A avaliação do cenário, aplicada sob metodologia que se embasa na neutralidade, é clara: catástrofe. Sol, suor, vento, chuva e frio. Em um suspiro tão breve quanto um ano inteiro de fantasias, ou quatro meses. O planeta inteiro em  ritmo de halloween. Cada um com a sua, uma mais diferente da outra. Existem as geniais, as criativas, as ofensivas e as de sexy shop. E as mais profundas verdades, tornam-se fantasia. A realidade é uma fantasia que eu simplesmente não aguento. Fujo. Procuro outras realidades. Vivo viajando por mundos de fantasias.
Oscilo e balanço. Mesmo sem música, há música. O cenário muda, aos poucos, bem poucos. Os atos se demoram. A Terra me puxa para dentro, como se a natureza me quisesse dentro dela. Do ventre da minha mãe, para o ventre da Mãe Natureza. Numa queda orgânica e grotesca, que começa em uma corrida entre espermatozoides, ou mais cedo, na produção daquele espermatozoide daquele dia, ou do óvulo daquele mês, ou ainda mais cedo desde o início da vida na Terra, findando em uma reciclagem de componentes. Manufatura, produto, vida útil, lixo.
O que fazemos com o nosso lixo? A vida útil dos nossos produtos é longa o suficiente para que não se produza lixo sobre lixo? O lixo depende exatamente da vida útil? Existem coisas vivas que são lixos? Lixos orgânicos, vivos, opressores ou oprimidos?
Me pergunto qual o propósito dessas perguntas aleatórias. Não paro de me perguntar as coisas. É que a gravidade é tão pesada que sobra tempo para se pensar. O tempo vai embora. Vai como quem vira fantasma. Some para sempre. Não deixa nada senão saudades vazias e insignificantes, a longo prazo. Não sei se o tempo que se foi está melhor sem mim. Me subjugo. O jogo de perguntas e respostas sempre me subjugam. Sempre eu na pior escala, só assim eu entendo os lados. Quero entender tudo e todos. Mas não me entendo. Falta tempo.
E muito sinceramente, nem o quero mais, o tempo. Por mim, deixava de existir. E o conceito de tempo se extinguiria como as obrigações básicas da vida. Viveria como um animal, fazendo o básico por necessidade. E eu me conheço, ficaria cada vez mais só e introvertido. Minha vida seria dedicada ao exclusivo esforço mental. E muito provavelmente, entenderia tudo que temos o privilégio de não saber. A ignorância como privilégio forma seres bonitos e saudáveis. Ou não tão saudáveis. Quem me dera fosse saudável.
Catástrofe. Nem cabe mais pensar em solução. Nem a fama e o sucesso, nem o suicídio, me parecem propostas formalmente adequadas. E sou só quebra de decoro, formalidades dispensadas no tratar de absolutamente tudo, mas a lógica da situação pede precaução, no mínimo. Raízes mimadas, tronco rebelde, galhos frágeis. O vento me leva. A correnteza me leva. O tempo me leva. E a gravidade me deixa aqui, presa por orgulho, comprimindo todos os meus valores e me obrigando a contínua, incansável e, inerentemente, humilhante autoavaliação. O cenário é de catástrofe.
E a fantasia de que o mundo vai acabar ainda parece fazer parte dos pelos que nos nascem dos braços.

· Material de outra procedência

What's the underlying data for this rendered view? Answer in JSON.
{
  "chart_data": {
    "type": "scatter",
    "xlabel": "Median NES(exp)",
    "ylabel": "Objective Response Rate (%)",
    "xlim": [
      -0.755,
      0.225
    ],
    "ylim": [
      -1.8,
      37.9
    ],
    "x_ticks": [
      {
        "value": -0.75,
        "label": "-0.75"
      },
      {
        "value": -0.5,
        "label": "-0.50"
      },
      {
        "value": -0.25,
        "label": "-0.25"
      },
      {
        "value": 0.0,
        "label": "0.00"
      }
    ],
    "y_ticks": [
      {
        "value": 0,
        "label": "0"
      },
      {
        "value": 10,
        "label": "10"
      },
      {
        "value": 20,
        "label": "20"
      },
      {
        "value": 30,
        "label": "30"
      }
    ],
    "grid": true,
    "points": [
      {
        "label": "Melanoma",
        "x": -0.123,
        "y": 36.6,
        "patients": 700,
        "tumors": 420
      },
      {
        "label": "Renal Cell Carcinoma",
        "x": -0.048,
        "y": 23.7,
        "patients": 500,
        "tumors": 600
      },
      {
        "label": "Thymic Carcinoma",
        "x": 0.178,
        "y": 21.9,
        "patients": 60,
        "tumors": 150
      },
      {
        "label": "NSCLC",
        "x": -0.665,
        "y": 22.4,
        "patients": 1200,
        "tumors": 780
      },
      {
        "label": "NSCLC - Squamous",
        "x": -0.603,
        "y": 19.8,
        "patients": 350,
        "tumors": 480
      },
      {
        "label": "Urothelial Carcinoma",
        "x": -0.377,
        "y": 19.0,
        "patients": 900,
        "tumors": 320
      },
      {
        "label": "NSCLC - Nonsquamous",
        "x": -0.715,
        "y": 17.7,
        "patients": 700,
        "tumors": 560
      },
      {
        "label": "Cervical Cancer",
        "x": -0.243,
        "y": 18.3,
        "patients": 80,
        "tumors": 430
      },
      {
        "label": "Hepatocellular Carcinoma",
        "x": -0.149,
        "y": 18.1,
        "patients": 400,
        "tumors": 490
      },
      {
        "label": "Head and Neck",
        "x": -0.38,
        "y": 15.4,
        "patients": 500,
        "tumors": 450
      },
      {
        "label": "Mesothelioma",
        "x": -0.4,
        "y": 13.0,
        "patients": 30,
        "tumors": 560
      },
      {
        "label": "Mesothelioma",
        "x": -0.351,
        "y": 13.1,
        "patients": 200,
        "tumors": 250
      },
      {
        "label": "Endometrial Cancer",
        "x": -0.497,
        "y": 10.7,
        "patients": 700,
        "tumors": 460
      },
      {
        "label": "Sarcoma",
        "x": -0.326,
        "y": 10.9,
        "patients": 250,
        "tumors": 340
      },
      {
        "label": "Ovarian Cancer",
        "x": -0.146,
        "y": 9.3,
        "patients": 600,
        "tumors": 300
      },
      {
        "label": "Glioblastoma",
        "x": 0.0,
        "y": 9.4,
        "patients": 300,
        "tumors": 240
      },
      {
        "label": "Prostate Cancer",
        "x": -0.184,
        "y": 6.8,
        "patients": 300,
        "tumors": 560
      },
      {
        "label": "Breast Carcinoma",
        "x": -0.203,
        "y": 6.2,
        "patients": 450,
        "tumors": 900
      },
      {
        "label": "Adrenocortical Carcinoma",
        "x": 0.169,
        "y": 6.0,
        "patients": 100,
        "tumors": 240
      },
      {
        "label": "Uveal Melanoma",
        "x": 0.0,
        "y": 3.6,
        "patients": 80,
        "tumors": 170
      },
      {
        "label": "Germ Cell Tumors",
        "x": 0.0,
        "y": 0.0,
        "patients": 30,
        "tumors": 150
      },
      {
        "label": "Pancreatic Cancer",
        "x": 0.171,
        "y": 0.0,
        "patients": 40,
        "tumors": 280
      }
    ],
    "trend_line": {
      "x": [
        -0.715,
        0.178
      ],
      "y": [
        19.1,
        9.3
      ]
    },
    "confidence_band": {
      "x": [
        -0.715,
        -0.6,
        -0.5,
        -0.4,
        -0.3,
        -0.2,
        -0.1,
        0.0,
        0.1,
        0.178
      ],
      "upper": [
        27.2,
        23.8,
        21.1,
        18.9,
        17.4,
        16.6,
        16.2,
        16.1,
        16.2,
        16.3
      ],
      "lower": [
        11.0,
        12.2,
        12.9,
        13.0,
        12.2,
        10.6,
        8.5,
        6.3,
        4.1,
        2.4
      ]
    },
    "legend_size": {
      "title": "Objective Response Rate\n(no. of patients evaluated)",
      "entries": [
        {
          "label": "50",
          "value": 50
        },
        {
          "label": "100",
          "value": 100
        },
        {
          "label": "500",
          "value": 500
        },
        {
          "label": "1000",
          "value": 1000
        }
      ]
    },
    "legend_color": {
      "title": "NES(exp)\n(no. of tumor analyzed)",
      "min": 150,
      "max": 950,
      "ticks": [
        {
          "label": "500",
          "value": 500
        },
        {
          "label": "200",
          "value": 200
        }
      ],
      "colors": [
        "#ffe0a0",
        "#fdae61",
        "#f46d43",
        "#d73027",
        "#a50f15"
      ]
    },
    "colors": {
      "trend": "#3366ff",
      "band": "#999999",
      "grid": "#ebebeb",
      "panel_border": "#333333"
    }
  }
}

sábado, 2 de abril de 2016

Dialética, retórica e introversão

As palavras já não saem mais. De nenhum jeito. Não há receita que as tirem daqui. Ficam girando numa massa espessa, se esbarrando e me fazendo me entender. O atrito das letras gerando ruídos harmônicos e desarmônicos, atiçando os meus olhos nas cores que vejo e as minhas narinas com os odores que inspiro. Indefinido, me conheço cada vez mais. Me reconheço só. Ninguém me lê. Ninguém me entende. Porque as palavras não formam orações, mas cânticos primitivos. Os nossos deuses já não são os mesmos. As nossas ideias não são mais as mesmas. Eu não digo. Me guardo. Penso em suicídio mais vezes do que me sinto ótimo. Mas estou bem. As palavras me confortam. Girando como uma estrela, confinando e consumindo combustível num centro gravitacional. O som da estrela girando, como um coração pulsando, como asas batendo, como o ronronar de um gato. Me deito, inspiro, expiro. As palavras me confortam, mas eu não sei escrever.